ITGI ready to deliver Russian gas to EU market

Azerbaijan, Baku, Feb. 28 / Trend A.Badalova /

The ITGI consortium (Interconnector Turkey-Greece-Italy) project is willing to import Russian gas to the European markets after being excluded from the list of candidates for delivering Azerbaijani gas to Europe, IGI Poseidon CEO and head of international gas infrastructures in Italian energy company Edison Elio Ruggeri said in interview with Reuters.

Ruggeri said that the consortium "is open to accept sources of gas from any producing country," including Russia and the east Mediterranean Sea, which holds significant unexploited reserves in Israeli and Cypriot waters.

ITGI is one of the proposed projects within the Southern gas Corridor, which involves gas supplies from the Caspian region and the Middle East to the EU countries.

TGI system includes the interconnector Greece-Bulgaria (IGB) and IGI. The planned capacity of ITGI is 11.8 billion cubic meters per year. The project is being developed by Italy's Edison SpA (EDN.MI) and DEPA. The total estimated ITGI project cost is 1.5 to 2 billion euros. The initial planned capacity of the ITGI pipeline will hit 10 billion cubic metres per year. One billion cubic metres will be transported to Bulgaria, one billion cubic metres to Greece, while the remaining eight billion cubic metres will go to Italy.

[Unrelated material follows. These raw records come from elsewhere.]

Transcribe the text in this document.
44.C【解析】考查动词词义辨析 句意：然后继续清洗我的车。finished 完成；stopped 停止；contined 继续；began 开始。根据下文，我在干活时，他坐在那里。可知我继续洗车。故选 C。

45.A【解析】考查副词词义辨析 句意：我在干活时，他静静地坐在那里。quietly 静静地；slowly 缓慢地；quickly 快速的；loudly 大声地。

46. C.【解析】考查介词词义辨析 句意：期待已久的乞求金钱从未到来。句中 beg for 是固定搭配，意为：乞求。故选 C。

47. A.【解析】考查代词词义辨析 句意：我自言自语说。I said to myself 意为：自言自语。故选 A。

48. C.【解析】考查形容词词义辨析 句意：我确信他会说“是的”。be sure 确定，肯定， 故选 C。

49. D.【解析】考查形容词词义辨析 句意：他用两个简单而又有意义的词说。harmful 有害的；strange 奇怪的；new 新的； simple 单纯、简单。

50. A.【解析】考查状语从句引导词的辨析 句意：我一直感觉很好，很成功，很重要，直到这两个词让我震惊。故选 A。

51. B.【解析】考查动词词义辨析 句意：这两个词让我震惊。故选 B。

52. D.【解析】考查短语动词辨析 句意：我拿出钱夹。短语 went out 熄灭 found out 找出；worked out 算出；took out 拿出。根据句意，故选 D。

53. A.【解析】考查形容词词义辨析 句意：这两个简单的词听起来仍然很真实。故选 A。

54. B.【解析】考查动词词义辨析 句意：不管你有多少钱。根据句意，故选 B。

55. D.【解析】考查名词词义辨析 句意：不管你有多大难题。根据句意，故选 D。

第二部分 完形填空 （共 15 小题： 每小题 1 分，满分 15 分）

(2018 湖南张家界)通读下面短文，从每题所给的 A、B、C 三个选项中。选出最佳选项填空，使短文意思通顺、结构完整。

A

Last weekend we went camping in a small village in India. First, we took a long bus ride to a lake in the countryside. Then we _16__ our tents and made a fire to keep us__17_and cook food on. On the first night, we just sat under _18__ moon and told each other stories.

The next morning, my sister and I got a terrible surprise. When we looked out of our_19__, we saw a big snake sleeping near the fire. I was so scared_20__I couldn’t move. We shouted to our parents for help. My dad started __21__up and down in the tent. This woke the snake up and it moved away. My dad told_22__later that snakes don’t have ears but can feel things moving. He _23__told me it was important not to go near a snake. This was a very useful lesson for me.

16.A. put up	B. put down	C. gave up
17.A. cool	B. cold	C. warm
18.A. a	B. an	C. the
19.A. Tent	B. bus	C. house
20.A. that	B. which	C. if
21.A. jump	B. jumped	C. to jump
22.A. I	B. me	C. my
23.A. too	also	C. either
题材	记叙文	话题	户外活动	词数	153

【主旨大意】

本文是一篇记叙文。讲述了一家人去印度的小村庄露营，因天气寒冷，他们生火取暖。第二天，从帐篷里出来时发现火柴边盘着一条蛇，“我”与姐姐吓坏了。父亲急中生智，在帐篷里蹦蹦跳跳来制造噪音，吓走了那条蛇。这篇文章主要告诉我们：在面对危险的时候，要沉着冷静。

The Edison and Depa companies established IGI Poseidon SA to develop and construct the Greece-Italy pipeline known as Poseidon.

Earlier this month Shah Deniz consortium excluded ITGI from the list of those being considered to export Azerbaijani gas to the European countries, and made TAP (Trans Adriatic Pipeline) a priority route for export of Azerbaijani gas to Italy. The decision was made in accordance with the previously announced criteria for the export of gas (10 billion cubic meters) under the Shah-Deniz-2 project to the European countries.

"Selecting a less advanced project like TAP risks delaying supplies of Caspian gas to Europe...this is a clear consequence of the current decision," Ruggeri said.